87. Create a Brady Bunch Effect
BEFORE YOU BEGIN
20 About the Monitor Panel
29 About the Timeline and Video Tracks
30 Add, Delete, and Size Tracks
33 Add or Move a Clip on the Timeline
84 Create a Split-Screen Effect
22 Prepare a Still for Video
64 Copy Effect Attributes from One Clip to Another
70 Pan and Zoom Still Images a la Ken Burns
71 Make a Variable-Speed Pan and Zoom
104 Output to an AVI Movie
Why is it impossible to see a tic-tac-toe pattern of headshots without thinking of the opening to the 1970s television show The Brady Bunch?
No matter. This same effect can be used to have several clips running at once in the same video frame, no matter what arrangement you place them in.
When arranging my clips in a video frame, I've often found it helpful to create a templatein this case, a tic-tac-toe-style gridin Photoshop Elements as a guide for positioning my clips.
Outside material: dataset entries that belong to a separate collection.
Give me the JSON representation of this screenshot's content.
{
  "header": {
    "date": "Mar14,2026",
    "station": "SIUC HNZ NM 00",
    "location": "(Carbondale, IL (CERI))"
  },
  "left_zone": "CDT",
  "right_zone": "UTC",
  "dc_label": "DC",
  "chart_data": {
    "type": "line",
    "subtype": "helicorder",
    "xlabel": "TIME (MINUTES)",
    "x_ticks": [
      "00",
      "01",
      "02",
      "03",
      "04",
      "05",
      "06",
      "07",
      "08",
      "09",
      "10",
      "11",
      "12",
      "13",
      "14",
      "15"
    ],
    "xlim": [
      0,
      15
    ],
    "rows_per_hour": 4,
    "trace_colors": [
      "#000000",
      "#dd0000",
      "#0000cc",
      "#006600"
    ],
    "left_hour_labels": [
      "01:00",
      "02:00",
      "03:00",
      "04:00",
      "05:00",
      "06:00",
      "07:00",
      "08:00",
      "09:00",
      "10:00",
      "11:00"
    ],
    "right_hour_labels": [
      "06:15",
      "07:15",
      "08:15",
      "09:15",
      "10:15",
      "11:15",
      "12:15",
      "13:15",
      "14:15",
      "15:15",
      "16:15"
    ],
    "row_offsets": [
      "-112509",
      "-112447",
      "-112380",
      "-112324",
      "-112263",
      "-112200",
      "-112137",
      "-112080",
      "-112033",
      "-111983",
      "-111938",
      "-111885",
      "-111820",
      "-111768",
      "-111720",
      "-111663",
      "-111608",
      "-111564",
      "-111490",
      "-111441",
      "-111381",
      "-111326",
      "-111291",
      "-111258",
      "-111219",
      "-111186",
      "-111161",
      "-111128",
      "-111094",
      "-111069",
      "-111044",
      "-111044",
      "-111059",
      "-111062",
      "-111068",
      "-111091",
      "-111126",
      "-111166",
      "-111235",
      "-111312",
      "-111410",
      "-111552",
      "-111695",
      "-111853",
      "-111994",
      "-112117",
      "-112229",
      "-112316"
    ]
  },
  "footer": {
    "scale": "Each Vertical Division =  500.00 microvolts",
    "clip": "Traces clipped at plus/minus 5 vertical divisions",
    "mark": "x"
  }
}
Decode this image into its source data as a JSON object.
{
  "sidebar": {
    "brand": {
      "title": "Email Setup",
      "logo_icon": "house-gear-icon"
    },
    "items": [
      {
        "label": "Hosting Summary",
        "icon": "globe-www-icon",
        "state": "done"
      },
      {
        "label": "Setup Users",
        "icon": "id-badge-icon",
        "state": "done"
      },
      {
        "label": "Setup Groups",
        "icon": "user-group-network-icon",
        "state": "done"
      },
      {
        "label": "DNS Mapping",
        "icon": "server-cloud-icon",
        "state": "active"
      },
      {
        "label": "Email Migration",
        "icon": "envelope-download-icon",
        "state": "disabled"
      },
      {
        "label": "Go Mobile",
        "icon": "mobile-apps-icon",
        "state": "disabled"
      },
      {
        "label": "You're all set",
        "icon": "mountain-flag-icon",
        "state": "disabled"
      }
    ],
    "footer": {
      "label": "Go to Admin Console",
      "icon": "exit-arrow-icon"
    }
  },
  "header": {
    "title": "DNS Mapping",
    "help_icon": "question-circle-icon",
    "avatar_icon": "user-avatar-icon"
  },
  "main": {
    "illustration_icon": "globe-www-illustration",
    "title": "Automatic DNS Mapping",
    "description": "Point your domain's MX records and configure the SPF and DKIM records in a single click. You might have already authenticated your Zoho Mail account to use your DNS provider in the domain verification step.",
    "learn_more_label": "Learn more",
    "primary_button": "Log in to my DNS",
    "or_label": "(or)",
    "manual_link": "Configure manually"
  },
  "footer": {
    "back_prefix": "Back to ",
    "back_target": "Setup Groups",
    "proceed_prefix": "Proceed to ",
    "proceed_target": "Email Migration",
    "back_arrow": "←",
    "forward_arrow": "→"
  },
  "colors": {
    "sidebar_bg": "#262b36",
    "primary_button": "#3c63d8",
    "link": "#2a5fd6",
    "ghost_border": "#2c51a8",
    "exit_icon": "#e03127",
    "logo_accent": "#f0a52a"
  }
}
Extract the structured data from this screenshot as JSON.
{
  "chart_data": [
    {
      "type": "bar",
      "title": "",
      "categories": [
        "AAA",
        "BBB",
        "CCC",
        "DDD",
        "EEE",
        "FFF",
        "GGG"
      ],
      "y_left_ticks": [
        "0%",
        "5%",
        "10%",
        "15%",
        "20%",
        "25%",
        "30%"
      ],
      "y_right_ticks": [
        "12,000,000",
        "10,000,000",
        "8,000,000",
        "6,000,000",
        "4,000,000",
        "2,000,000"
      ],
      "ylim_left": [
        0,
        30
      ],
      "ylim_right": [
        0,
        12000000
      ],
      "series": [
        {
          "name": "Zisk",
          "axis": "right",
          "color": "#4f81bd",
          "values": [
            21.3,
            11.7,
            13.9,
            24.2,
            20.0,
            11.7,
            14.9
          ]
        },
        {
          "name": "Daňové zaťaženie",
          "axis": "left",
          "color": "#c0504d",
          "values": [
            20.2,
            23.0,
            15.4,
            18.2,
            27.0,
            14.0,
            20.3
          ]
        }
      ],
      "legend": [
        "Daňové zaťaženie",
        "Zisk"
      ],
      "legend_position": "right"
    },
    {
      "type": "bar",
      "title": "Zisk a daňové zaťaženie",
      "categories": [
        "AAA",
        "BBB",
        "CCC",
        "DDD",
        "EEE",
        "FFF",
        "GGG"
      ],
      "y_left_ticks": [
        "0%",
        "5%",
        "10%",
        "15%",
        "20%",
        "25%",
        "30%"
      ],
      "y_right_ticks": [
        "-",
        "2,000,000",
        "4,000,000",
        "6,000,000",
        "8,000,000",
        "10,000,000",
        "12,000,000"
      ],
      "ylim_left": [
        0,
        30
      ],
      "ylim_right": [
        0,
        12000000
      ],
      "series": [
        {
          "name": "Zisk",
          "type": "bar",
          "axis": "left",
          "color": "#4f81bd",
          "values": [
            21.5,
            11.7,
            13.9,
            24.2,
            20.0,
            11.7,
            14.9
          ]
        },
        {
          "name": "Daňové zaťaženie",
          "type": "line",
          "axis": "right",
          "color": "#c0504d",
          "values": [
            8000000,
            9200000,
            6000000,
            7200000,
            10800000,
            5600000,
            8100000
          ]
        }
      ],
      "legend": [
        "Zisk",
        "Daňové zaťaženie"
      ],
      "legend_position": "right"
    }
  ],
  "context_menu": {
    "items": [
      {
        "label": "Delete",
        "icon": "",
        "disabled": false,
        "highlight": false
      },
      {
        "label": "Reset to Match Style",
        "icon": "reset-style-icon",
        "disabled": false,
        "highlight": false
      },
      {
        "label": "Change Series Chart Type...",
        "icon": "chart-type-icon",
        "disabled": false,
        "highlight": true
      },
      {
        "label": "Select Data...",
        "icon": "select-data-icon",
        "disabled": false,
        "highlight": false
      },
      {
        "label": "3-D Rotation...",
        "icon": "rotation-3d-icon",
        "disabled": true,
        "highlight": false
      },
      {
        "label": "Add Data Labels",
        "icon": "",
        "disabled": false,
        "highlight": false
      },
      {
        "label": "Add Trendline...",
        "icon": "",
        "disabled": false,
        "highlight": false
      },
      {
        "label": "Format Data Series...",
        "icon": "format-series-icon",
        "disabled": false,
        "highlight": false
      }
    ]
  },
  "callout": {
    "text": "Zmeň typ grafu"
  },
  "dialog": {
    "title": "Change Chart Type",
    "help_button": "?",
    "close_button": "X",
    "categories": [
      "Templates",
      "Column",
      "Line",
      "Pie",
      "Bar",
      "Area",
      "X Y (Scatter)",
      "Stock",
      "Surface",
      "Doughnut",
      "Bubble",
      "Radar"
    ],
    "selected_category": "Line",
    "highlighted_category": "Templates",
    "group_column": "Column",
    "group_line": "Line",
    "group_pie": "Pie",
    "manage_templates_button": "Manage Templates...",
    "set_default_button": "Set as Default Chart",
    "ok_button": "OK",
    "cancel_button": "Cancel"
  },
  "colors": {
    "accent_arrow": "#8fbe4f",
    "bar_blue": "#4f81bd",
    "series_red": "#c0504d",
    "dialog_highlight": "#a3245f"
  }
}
I place this template on the Video 1 track and use it as a guide until my clips have all been arranged; then I delete the grid graphic from the Timeline.
87. Create a Brady Bunch Effect
Add a Clip to Video 1
Drag your first clip from the Media panel to the Video 1 track. For a true Brady Bunch effect, the clips you'll be using will be headshots, although other limited-motion clips can also be used to great effect.
You can create in advance as many video tracks as you'll ultimately need. Click the More button in the Timeline panel and select Add Tracks to create more video tracks.
Because you are ultimately going to be using eight or nine video tracks, you might want to reposition the panels in your workspace to allow plenty of room for the Timeline panel.
Scale and Position the Clip
With the clip selected in the Timeline, click the triangle to the left of the Motion listing in the Properties panel to open the control panel.
Adjust the values for the Scale and Position settings for the clip to position the clip in its opening location on the screen. You can change these settings in a number of ways: You can type new coordinates or percentages for each setting; you can drag across the numerical settings so they increase or decrease, watching the changes to the effect in the Monitor panel; or you can click the image in the Monitor panel and scale it by dragging the corner handles or position the image by dragging it. Use the method that makes the most sense for you to place a scaled-down image in position on the screen.
If necessary, you can apply a Crop effect to shape the clip, as explained in 84 Create a Split-Screen Effect.)
Remember, nothing has to stay in one place or at one setting. With keyframing, your clips can be moving around and changing shape throughout the video sequence (see 67 About Keyframing).
Add a Second Clip to Video 2
Drag a second clip from the Media panel to the Video 2 track, partially overlapping the first clip on the Timeline.
Positioning the second and subsequent clips at staggered positions on the Timeline will have the clips popping in pseudo-randomly when you play the sequence rather than the entire set coming in at once. (See 29 About the Timeline and Video Tracks.)
Scale and Position the Second Clip
Repeat step 2 to adjust the Scale and Position settings for the second clip, moving it into position in the Monitor.
When positioning clips in the Monitor panel, make sure you have the safe margins turned on (click the More button in the Monitor panel to access the margin guides) to ensure that you don't position your clips off the edges of a typical TV screen. (See 20 About the Monitor Panel.)
Continue to Add Clips on New Video Tracks
Continue to position new clips on new video tracks until you've assembled your pattern of clips in the video frame.
Although Premiere Elements allows you to add a virtually unlimited number of video and audio tracks, you might find that running 8 or 10 tracks of video at once is a bit taxing on your system. If so, after you've built your multi-track, multi-clip segment, you might want to export it as an AVI, which is automatically added to your Media panel. You can then use this AVI clip to replace the multi-track segment of video in your final movie project. See 104 Output to an AVI Movie.